Nell’aprire la mesta cerimonia di estinzione dell’attuale Senato, il presidente del Senato Piero Grasso ha detto: “Mi sembra di essere un capotreno che chiede ai passeggeri di salire su un treno in corsa…”. Carino, ma poteva fare di meglio. Per esempio: mi sembra di essere un capotreno di un treno fuori servizio. O cancellato. O su un binario morto. O rottamato (allusivo). Poteva ricorrere a paragoni ippici: mi sembra di essere un cavaliere in sella a un cavallo morto. Gastronomici: un cuoco con la dispensa vuota. Artistici: un pittore senza tela e senza pennelli. Avrebbe potuto anche prendere la cosa molto sul serio e dire qualcosa del genere.

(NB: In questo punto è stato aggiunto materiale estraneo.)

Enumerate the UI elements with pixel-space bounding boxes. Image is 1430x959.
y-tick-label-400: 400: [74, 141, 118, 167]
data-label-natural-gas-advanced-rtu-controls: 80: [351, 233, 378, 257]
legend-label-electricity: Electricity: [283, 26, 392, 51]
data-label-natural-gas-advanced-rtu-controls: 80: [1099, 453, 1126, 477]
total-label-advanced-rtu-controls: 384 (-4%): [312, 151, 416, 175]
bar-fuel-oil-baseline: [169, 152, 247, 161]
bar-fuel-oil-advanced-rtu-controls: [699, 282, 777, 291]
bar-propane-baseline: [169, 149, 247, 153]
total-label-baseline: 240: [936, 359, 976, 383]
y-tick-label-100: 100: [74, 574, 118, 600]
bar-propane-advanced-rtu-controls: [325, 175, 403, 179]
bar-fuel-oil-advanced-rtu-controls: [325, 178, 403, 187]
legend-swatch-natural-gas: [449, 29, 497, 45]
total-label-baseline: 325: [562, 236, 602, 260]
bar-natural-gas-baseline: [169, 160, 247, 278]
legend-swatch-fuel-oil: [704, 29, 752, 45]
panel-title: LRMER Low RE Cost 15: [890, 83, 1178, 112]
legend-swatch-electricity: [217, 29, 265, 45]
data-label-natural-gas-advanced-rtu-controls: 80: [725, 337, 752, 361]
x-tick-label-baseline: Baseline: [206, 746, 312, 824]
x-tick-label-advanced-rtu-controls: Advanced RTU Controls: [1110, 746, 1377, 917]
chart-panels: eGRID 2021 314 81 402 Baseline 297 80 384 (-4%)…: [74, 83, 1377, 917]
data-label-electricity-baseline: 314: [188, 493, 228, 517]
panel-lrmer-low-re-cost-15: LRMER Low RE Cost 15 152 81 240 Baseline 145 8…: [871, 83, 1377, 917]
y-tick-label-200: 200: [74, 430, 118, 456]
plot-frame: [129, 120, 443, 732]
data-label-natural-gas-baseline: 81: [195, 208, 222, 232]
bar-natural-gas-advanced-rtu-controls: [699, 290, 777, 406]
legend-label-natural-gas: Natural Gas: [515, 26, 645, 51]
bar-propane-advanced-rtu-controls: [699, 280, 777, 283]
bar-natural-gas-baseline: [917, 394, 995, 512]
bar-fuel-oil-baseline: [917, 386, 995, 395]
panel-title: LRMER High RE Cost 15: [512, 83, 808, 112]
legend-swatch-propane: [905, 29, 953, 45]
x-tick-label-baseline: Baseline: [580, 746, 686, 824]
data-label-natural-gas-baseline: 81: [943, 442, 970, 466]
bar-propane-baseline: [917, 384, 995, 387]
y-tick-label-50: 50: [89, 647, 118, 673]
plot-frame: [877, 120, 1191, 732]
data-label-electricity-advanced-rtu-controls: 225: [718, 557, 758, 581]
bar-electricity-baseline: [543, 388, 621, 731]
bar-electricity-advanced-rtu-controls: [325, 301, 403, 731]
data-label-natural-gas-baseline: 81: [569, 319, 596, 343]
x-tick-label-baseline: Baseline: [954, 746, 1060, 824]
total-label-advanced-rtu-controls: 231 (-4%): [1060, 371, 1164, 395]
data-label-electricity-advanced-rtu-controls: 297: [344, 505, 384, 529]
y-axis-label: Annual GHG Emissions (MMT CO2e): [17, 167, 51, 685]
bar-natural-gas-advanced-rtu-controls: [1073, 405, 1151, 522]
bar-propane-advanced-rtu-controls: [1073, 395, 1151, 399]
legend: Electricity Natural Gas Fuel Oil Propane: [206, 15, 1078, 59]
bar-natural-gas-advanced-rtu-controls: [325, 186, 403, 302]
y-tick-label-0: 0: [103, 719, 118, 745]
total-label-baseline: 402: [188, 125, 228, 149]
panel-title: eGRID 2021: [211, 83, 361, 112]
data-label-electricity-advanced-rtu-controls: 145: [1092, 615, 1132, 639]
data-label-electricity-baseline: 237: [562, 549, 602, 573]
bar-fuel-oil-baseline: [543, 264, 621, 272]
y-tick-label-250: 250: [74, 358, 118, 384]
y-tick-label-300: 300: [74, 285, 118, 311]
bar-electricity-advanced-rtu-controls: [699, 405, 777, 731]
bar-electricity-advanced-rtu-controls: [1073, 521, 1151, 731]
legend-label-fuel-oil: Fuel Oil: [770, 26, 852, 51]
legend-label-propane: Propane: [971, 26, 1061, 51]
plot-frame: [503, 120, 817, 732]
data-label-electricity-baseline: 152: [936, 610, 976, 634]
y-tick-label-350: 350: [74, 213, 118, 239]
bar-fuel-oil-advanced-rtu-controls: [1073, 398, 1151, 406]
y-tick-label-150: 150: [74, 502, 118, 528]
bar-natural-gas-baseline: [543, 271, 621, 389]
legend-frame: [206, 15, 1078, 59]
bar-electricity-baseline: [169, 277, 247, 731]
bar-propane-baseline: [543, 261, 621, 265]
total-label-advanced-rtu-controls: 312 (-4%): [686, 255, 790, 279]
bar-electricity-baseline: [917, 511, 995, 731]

Cari colleghi, quando non molto tempo fa mi onoraste della vostra fiducia eleggendomi al vertice di questa assemblea, non avrei mai potuto immaginare che a mia totale insaputa (allora) sarei stato chiamato a svolgere la funzione di esecutore testamentario (o di becchino se preferite) di un’istituzione fondamentale nell’architettura della nostra amata Costituzione. Ora, poiché ho un passato da difendere al servizio dello Stato contro le cosche più feroci di ogni specie, non mi farò certo trasformare nello zimbello di un giovane premier e della sua arrogante compagnia. Ragion per cui, onorevoli senatori, visto che continuate a trasmettermi in via strettamente confidenziale sentimenti di rabbia e umiliazione, che tuttavia non avete il coraggio di esternare, vi annuncio che a me questo coraggio non fa difetto. Vogliate quindi accettare le mie immediate e irrevocabili dimissioni, con la speranza che questo gesto vi induca a un soprassalto di dignità. Grazie per la vostra collaborazione.

Presidente Grasso, è così difficile?